Enquanto tateiam as possibilidades do novo terreno das federações, os partidos não descartam uma velha “muleta” para eleger parlamentares: o tradicional cordão dos puxadores de votos. Em 2018, Eduardo Bolsonaro bateu o recorde de votação (1,8 milhão) e ajudou o PSL a se tornar a maior bancada da Câmara — ele está de mudança para o PL. No PT, em meio às intrincadas conversas em torno de uma federação com o PSB, setores do partido sonham em convencer Guilherme Boulos a desistir da candidatura ao governo de SP em nome de uma candidatura a deputado federal, o que poderia ampliar a bancada do PSOL e turbinar a base de apoio a um eventual governo Lula — uma preocupação recorrente do petista. Além disso, aliviaria a congestionada via de esquerda para a corrida ao Palácio dos Bandeirantes, deixando o caminho mais livre a Fernando Haddad, do PT. Falta combinar com Boulos, é claro. No PSDB, os tucanos apostam na enfermeira Mônica Calazans, a primeira vacinada contra a Covid-19 no Brasil. Há quem veja hoje com ressalvas esse tipo de expediente. “Ter um puxador de votos ainda é muito importante e sempre vai haver espaço para figuras mais midiáticas, mas a eleição municipal mostrou que políticos tradicionais estão ganhando força de novo”, pondera o cientista político Claudio Couto, professor da FGV.
A disputa por mais espaço na Câmara é considerada tão prioritária que vários partidos não hesitariam em abandonar seus candidatos a presidente. Um exemplo é o Centrão. Legendas como PL, PP e Republicanos flertam com o palanque de Lula em vários estados do Nordeste, onde o petista é mais popular que Bolsonaro. O União Brasil também admite permitir aos diretórios estaduais apoiar quem quiserem. “Vamos trabalhar por uma unidade em torno de uma terceira via. Se isso não for possível, uma alternativa pode ser liberar os estados”, afirma o deputado Junior Bozzella, que defende uma composição em torno de Sergio Moro (Podemos). Fora das conversas por federações, o PSD de Gilberto Kassab usa como ativo a conhecida complacência com acertos regionais, da esquerda à direita, para atrair parlamentares. Nesse contexto, ficaria em segundo plano a pré-candidatura de Rodrigo Pacheco, presidente do Senado, ou do governador do Rio Grande do Sul, Eduardo Leite, que pode trocar o PSDB pelo PSD. No ninho tucano, aliás, uma ala da sigla, com Aécio Neves à frente, prefere que o partido não tenha candidato a presidente — hoje o posto pertence ao governador paulista João Doria — e concentre seus esforços nos deputados.
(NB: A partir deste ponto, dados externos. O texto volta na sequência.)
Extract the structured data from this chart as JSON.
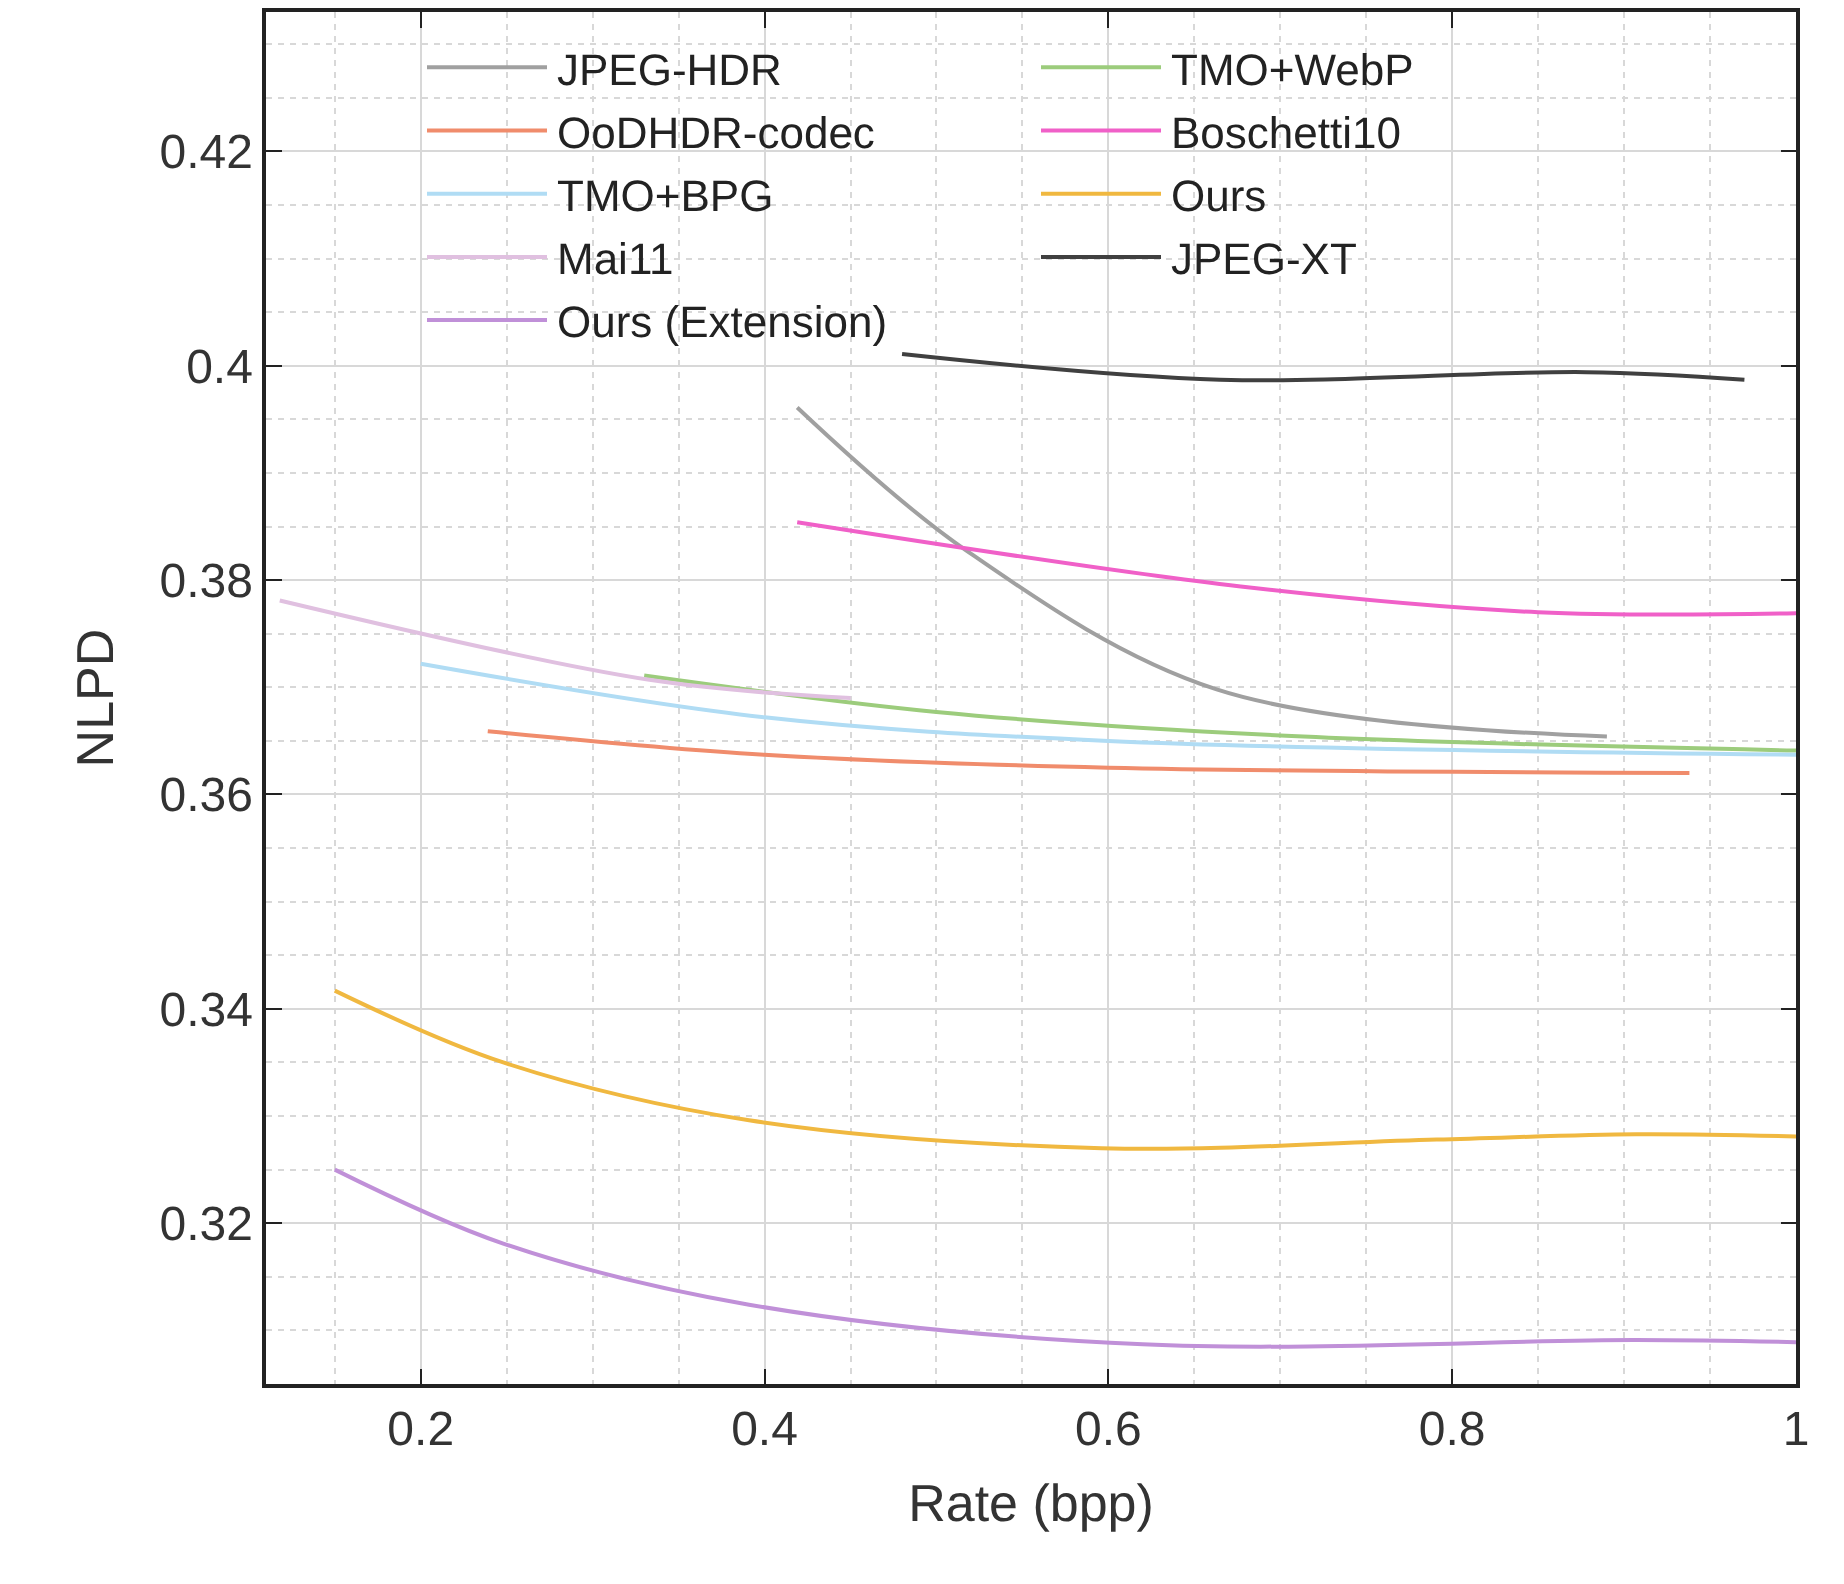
{
  "chart_data": {
    "type": "line",
    "xlabel": "Rate (bpp)",
    "ylabel": "NLPD",
    "xlim": [
      0.11,
      1
    ],
    "ylim": [
      0.305,
      0.433
    ],
    "xticks": [
      0.2,
      0.4,
      0.6,
      0.8,
      1
    ],
    "yticks": [
      0.32,
      0.34,
      0.36,
      0.38,
      0.4,
      0.42
    ],
    "grid": true,
    "legend": "top",
    "marker": "none",
    "line_style": "solid",
    "series": [
      {
        "name": "JPEG-HDR",
        "color": "#a0a0a0",
        "x": [
          0.419,
          0.517,
          0.663,
          0.89
        ],
        "values": [
          0.3961,
          0.3828,
          0.3698,
          0.3654
        ]
      },
      {
        "name": "TMO+WebP",
        "color": "#9ccc7c",
        "x": [
          0.33,
          0.5,
          0.7,
          1.0
        ],
        "values": [
          0.3711,
          0.3677,
          0.3655,
          0.3641
        ]
      },
      {
        "name": "OoDHDR-codec",
        "color": "#f08c6c",
        "x": [
          0.239,
          0.4,
          0.6,
          0.938
        ],
        "values": [
          0.3659,
          0.3637,
          0.3625,
          0.362
        ]
      },
      {
        "name": "Boschetti10",
        "color": "#f060c8",
        "x": [
          0.419,
          0.677,
          0.85,
          1.0
        ],
        "values": [
          0.3854,
          0.3794,
          0.377,
          0.3769
        ]
      },
      {
        "name": "TMO+BPG",
        "color": "#b0dcf4",
        "x": [
          0.2,
          0.4,
          0.6,
          1.0
        ],
        "values": [
          0.3722,
          0.3672,
          0.365,
          0.3637
        ]
      },
      {
        "name": "Ours",
        "color": "#f0b840",
        "x": [
          0.15,
          0.248,
          0.391,
          0.596,
          0.791,
          0.907,
          1.0
        ],
        "values": [
          0.3417,
          0.335,
          0.3296,
          0.327,
          0.3278,
          0.3283,
          0.3281
        ]
      },
      {
        "name": "Mai11",
        "color": "#e0c0e0",
        "x": [
          0.118,
          0.333,
          0.45
        ],
        "values": [
          0.3781,
          0.3707,
          0.369
        ]
      },
      {
        "name": "JPEG-XT",
        "color": "#404040",
        "x": [
          0.48,
          0.665,
          0.878,
          0.97
        ],
        "values": [
          0.4011,
          0.3987,
          0.3994,
          0.3987
        ]
      },
      {
        "name": "Ours (Extension)",
        "color": "#c090d8",
        "x": [
          0.15,
          0.248,
          0.391,
          0.62,
          0.907,
          1.0
        ],
        "values": [
          0.325,
          0.3181,
          0.3124,
          0.3087,
          0.3091,
          0.3089
        ]
      }
    ]
  }
}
Essa energia gasta pelas legendas para ampliar as suas representações no Congresso é legítima e ocorre em todo o mundo democrático. No Brasil, no entanto, o processo segue em meio à conhecida balbúrdia generalizada que marca a nossa vida partidária, como o excesso de partidos (32), a falta de coerência programática e ideológica da maioria deles e o jeito antiquado das articulações, sempre marcado por interesses pouco republicanos. Por isso, a luta saudável muitas vezes se transforma num combate na lama, no qual a democracia costuma ser a grande derrotada. Cabe ao grande juiz dessa contenda, o eleitor, evitar que isso ocorra, eliminando os maus jogadores pelo poder do seu voto.